C'est ce qui fait qu'il n'y a de vrai christianisme que dans le catholicisme, parce que le catholicisme porte tout entier dans l'enseignement de sa doctrine, dans l'administration des sacrements, et jusque dans son culte et ses cérémonies, sur des relations du même genre, et qu'il est dans son ensemble comme un magnifique rayonnement de l'incarnation; tandis que le protestantisme, en abstrayant le christianisme, en lui retranchant toutes ses relations sensibles, en a fait une inconséquence dissolvante qui, de proche en proche, a gagné jusqu'au principe, jusqu'au dogme de l'incarnation, lequel expiré dans l'isolement et s'est évanoui dans le vide, ne laissant après lui que le socinianisme, que le déisme, où on devait aboutir par là nécessairement.

Les sacrements sont donc comme les organes divins de l'incarnation; c'est par eux que l'incarnation divine en Jésus-Christ se particularise en chacun de nous, et que tous les fidèles deviennent, avec leur divin médiateur, comme un seul corps mystique, où il vit en eux et eux en lui.

C'est ainsi que l'institution des sacrements se justifie par des raisons aussi fortes que nombreuses, et que tout concourt à nous découvrir dans le christianisme bien étudié et bien compris une philosophie transcendante.

IV. Si de cette étude sur le principe des sacrements nous descendons à celle des divers sacrements eux-mêmes, nous retrouverons la même sagesse et la même providence.

Les sacrements sont au nombre de sept; ils ont été disposés le long de la route de la vie, de manière à s'emparer de toutes ses périodes, à présider à toutes ses évolutions.

L'homme naît à la vie de la chair en entrant dans le monde, à la vie de l'intelligence et de la volonté en entrant dans l'adolescence, à la vie sociale en entrant dans l'âge mûr, et enfin à la vie éternelle en mourant.

Indépendamment de ces quatre périodes de vie, on peut dire qu'à partir de la seconde il renaît ou peut renaître chaque jour par l'action répétée de sa liberté sur son perfectionnement moral.
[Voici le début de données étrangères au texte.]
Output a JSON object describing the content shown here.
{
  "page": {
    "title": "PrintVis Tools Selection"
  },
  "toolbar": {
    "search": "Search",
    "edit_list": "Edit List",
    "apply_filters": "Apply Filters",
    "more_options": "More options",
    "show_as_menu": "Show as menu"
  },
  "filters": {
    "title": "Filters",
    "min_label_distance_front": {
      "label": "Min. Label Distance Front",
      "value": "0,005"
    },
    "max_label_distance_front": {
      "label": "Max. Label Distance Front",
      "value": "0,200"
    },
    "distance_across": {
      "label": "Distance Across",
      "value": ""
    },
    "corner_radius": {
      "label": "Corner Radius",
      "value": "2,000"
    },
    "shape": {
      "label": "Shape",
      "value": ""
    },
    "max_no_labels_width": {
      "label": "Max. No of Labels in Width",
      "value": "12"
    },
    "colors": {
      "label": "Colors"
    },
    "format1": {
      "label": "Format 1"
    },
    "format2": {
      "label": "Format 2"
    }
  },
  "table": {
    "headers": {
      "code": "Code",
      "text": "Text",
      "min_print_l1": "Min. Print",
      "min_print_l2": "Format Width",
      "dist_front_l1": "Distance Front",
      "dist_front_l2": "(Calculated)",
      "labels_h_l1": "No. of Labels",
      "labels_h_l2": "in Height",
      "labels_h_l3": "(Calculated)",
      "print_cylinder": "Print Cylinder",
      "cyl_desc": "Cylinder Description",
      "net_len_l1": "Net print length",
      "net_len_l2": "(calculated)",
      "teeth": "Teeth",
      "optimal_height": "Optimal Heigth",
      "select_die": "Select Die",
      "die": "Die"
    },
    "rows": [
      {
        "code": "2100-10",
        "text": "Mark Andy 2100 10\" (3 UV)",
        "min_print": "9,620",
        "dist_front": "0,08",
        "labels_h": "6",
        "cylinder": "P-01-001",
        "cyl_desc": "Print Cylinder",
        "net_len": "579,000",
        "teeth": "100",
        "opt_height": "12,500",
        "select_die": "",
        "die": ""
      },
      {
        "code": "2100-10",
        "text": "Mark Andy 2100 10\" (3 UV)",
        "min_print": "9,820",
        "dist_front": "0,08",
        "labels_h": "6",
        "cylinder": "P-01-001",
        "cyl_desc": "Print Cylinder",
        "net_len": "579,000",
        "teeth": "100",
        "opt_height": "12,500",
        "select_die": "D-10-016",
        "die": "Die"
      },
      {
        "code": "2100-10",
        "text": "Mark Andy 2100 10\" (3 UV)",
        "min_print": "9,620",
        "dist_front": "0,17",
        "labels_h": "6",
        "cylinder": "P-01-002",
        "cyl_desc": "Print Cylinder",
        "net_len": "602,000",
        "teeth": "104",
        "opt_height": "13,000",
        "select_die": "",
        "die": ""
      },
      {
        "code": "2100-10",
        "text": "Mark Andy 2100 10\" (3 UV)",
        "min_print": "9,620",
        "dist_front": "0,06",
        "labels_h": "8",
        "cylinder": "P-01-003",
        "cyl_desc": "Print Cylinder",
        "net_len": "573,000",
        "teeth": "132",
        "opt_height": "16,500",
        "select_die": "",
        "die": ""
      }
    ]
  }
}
Les sept sacrements correspondent de la manière la plus admirable à ces divers états de notre existence.

- Le Baptême est la porte par laquelle on entre dans la société chrétienne; il nous lave devant Dieu du péché originel, nous revêt d'innocence comme d'une robe blanche, et nous fait passer de la famille d'Adam à celle de Jésus-Christ. Il dépose dans notre âme un levain de grâce qui fermente en secret, se développe avec notre raison et notre volonté, et tend à neutraliser le vieux levain de la concupiscence qui est dans notre chair, et qui doit soulever plus tard tant de désordres.

-

Le second âge, celui de l'adolescence, amène avec lui la fougue des passions et l'exercice de notre volonté. C'est l'âge critique et ordinairement décisif dans la vie de l'homme. Jusque-là il n'a fait que préluder à ses destinées : elles ont été dans les mains d'autrui et vont passer dans ses propres mains. Époque terrible et fatale à la vertu, où la barrière s'ouvre, où le combat commence, où la vie et la mort entrent dans un affreux duel! — A ce moment solennel la Religion clirétienne intervient une seconde fois, pour confirmer la grâce du baptême, pour oindre le jeune athlète, pour le marquer au front du signe du salut qui doit le distinguer dans la mêlée, et pour lui infliger sur la joue, avec le signe de l'affront, le courage à le supporter jusqu'à la mort pour la sainte cause du devoir où il est enrôlé.

Mais ce n'est pas assez : si la Confirmation donne des armes et prépare à la lutte, elle ne rend pas invulnérable, elle nous laisse courir des chances mortelles, où plus d'une fois nous pourrons faillir et recevoir des blessures qui nous mettront hors de combat. Dans cette prévision, la Religion chrétienne nous fait accompagner, à partir de ce moment, par deux sacrements qui, à la différence de tous les autres, peuvent se recevoir souvent, et dont l'un est comme le vulnéraire, et l'autre le cordial de l'âme. Je veux parler de la Confession et de l'Eucharistie, dont nous ferons dans un instant l'objet d'un examen particulier.

- Arrive l'âge mûr, l'âge social, où la vie, jusque-là agitée et hésitante, s'assied, se fixe et peut racheter encore bien des années de dissipation et de scandale par des années de repentir et d'édification. L'homme était conduit dans le premier âge; il a dû se conduire dans le second; dans ce troisième il va conduire. Deux états s'offrent à son choix, tous deux grands, tous deux saints, tous deux dignes d'intéresser la Religion aux nouveaux besoins qu'ils vont faire naître; tous deux enfin, quoique opposés en apparence, unis par de profondes analogies.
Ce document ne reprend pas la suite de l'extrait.